HF2678 deals with the repeal of the so-called “family cap.” This law was repealed last year, but unfortunately with an implementation date of January 1, 2015. The family cap, passed under the Pawlenty administration, made it so the families’ cash welfare grant did not go up when a baby was born into the family. The cash grant goes up very little with the addition of a child (a family of 3 gets $532 in cash; a family of 4 gets $619, an extra $87). When it passed into law, it did so by catering to nasty myths and stereotypes about families on MFIP. We feel that this law serves to punish babies for being born, and it’s repeal is long, long overdue.
HF2599 moves up the implementation date last year’s housing allowance victory from October 2015, to July of this year. We were very disappointed last year when, after 27 years without an increase to the welfare grants, that were told to wait until October 2015. 27 years was too long to wait, and 29 years is unacceptable. While the housing allowance will only affect about two-thirds of the families on MFIP, it will go some way to decreasing families’ suffering.
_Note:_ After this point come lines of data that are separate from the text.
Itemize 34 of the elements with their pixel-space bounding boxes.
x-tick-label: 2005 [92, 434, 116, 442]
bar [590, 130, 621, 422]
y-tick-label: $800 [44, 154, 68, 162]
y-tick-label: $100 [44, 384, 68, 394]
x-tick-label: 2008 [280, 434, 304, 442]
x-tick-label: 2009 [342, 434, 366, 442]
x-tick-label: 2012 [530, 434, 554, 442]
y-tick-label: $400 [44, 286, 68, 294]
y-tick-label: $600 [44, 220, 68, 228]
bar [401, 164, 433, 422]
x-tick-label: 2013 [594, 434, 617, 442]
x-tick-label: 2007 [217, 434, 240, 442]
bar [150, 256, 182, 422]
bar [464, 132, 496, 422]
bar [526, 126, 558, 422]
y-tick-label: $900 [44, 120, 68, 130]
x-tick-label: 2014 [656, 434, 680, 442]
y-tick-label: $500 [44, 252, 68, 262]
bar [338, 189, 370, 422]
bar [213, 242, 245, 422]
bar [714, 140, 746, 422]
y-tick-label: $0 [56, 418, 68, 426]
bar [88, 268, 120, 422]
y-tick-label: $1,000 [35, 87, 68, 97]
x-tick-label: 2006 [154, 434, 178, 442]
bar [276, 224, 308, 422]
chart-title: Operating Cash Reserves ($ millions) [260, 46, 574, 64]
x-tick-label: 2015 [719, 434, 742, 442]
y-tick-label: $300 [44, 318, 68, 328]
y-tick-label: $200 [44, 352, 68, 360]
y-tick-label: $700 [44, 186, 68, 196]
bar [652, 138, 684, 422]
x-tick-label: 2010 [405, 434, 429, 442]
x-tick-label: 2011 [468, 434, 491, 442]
Welfare (MFIP) cash grants for the poorest families have not been increased since 1986 – 28 years ago. The cost of living has doubled since 1986. The monthly cash grant for a family of two is $437 per month – not enough to pay rent for legal housing in most towns (much less other needs). Because the current welfare grant levels, 70,000 MN children live in Extreme Poverty – over 60% below the poverty level. This extreme poverty has a devastating effect on children, who are the majority of MFIP recipients.
We applaud Reps. Fritz, Loeffler, Liebling and others for sponsoring these bills this year. After seeing the Governor’s budget proposal, we think it is critical that legislators of conscience stand firm and help the poorest of the poor this year.